The other day I was playing with functions of the form
$$ f(x) = \frac{1}{\frac{1}{a_0(x-b_0)} + \frac{1}{a_1(x-b_1)} + \cdots + \frac{1}{a_n(x-b_n)}} $$
and I found particularly that
$$ \frac{1}{\cdots \frac{1}{x+2\pi} + \frac{-1}{x+\pi} + \frac{1}{x-0} + \frac{-1}{x-\pi} + \frac{1}{x-2\pi} + \cdots} $$
seems to converge to $\sin x$ rather quickly (at least in comparison to the Maclaurin series representation). In addition, I found quite similar expressions for $\cos$ and $\tan$. How can it be shown that this expression is or is not equal to $\sin x$ (disregarding when $x=n \pi$ for some integer $n$)?

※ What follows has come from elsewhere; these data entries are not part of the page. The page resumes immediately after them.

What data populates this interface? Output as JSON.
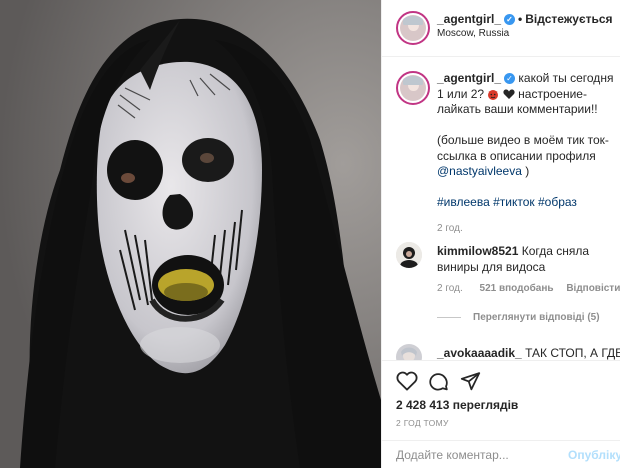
{
  "post": {
    "author": "_agentgirl_",
    "follow_status": "Відстежується",
    "separator": "•",
    "location": "Moscow, Russia"
  },
  "caption": {
    "author": "_agentgirl_",
    "text_1": "какой ты сегодня 1 или 2?",
    "text_2": "настроение-лайкать ваши комментарии!!",
    "text_3": "(больше видео в моём тик ток- ссылка в описании профиля",
    "mention": "@nastyaivleeva",
    "text_4": ")",
    "tag_1": "#ивлеева",
    "tag_2": "#тикток",
    "tag_3": "#образ",
    "time": "2 год."
  },
  "comments": [
    {
      "author": "kimmilow8521",
      "text": "Когда сняла виниры для видоса",
      "time": "2 год.",
      "likes": "521 вподобань",
      "reply": "Відповісти",
      "view_replies": "Переглянути відповіді (5)"
    },
    {
      "author": "_avokaaaadik_",
      "text": "ТАК СТОП, А ГДЕ"
    }
  ],
  "stats": {
    "views": "2 428 413 переглядів",
    "posted": "2 ГОД ТОМУ"
  },
  "add_comment": {
    "placeholder": "Додайте коментар...",
    "publish": "Опублікуват"
  },
  "colors": {
    "link": "#00376b",
    "verified": "#3897f0",
    "publish_disabled": "#b2dffc",
    "muted": "#8e8e8e"
  }
}
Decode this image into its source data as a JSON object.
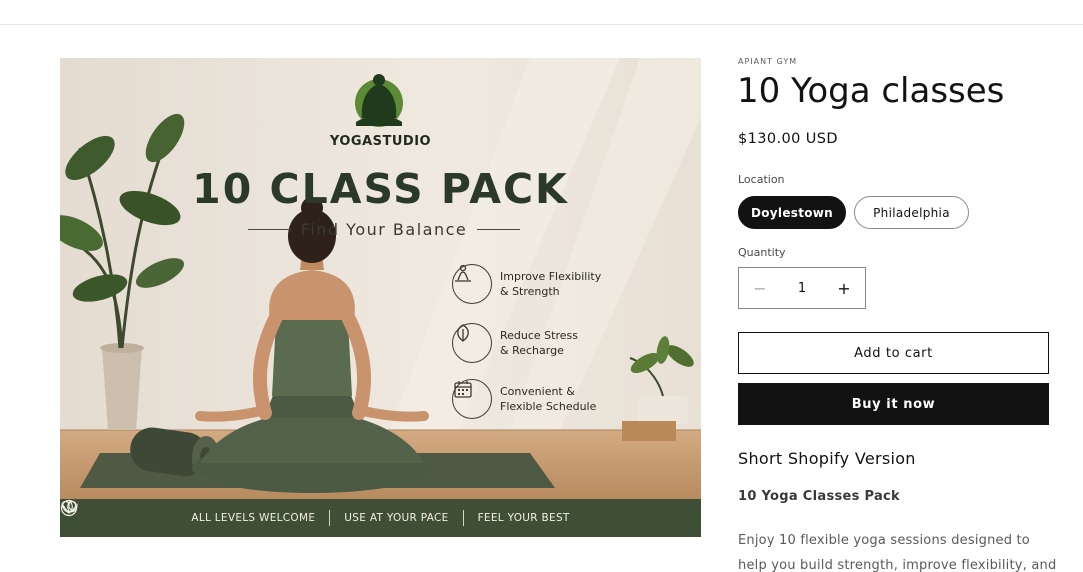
{
  "product": {
    "vendor": "APIANT GYM",
    "title": "10 Yoga classes",
    "price": "$130.00 USD"
  },
  "options": {
    "location_label": "Location",
    "locations": [
      "Doylestown",
      "Philadelphia"
    ],
    "selected_location": "Doylestown"
  },
  "quantity": {
    "label": "Quantity",
    "value": "1",
    "decrease_icon": "minus-icon",
    "increase_icon": "plus-icon"
  },
  "buttons": {
    "add_to_cart": "Add to cart",
    "buy_now": "Buy it now"
  },
  "description": {
    "heading": "Short Shopify Version",
    "subheading": "10 Yoga Classes Pack",
    "body": "Enjoy 10 flexible yoga sessions designed to help you build strength, improve flexibility, and"
  },
  "image": {
    "logo_icon": "meditating-figure-logo",
    "studio_name": "YOGASTUDIO",
    "headline": "10 CLASS PACK",
    "tagline": "Find Your Balance",
    "features": [
      {
        "icon": "meditation-icon",
        "line1": "Improve Flexibility",
        "line2": "& Strength"
      },
      {
        "icon": "leaf-icon",
        "line1": "Reduce Stress",
        "line2": "& Recharge"
      },
      {
        "icon": "calendar-icon",
        "line1": "Convenient &",
        "line2": "Flexible Schedule"
      }
    ],
    "banner": [
      {
        "icon": "lotus-icon",
        "label": "ALL LEVELS WELCOME"
      },
      {
        "icon": "clock-icon",
        "label": "USE AT YOUR PACE"
      },
      {
        "icon": "heart-icon",
        "label": "FEEL YOUR BEST"
      }
    ],
    "colors": {
      "banner_bg": "#3f4f35",
      "wall": "#e9e2d9",
      "floor": "#c79c72",
      "mat": "#4f5a44",
      "outfit": "#4a5a43"
    }
  },
  "theme": {
    "primary": "#121212",
    "text_muted": "#5a5a5a",
    "border": "#8a8a8a"
  }
}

That's right. Consider the functions $f(z)=\dfrac 1 z+\sum\limits_{k\geqslant 1}(-1)^k\dfrac{2z}{z^2-k^2}$ and $g(z)=\dfrac{1}{\sin(\pi z)}$. You should be able to show that $f(z)$ is meromorphic in $\Bbb C$ with simple poles at the integers, that the same happens with $\sin(\pi z)$, and that $f(z)-g(z)$ is bounded and entire, so that indeed $f(z)=g(z)$ identically since they agree at a point.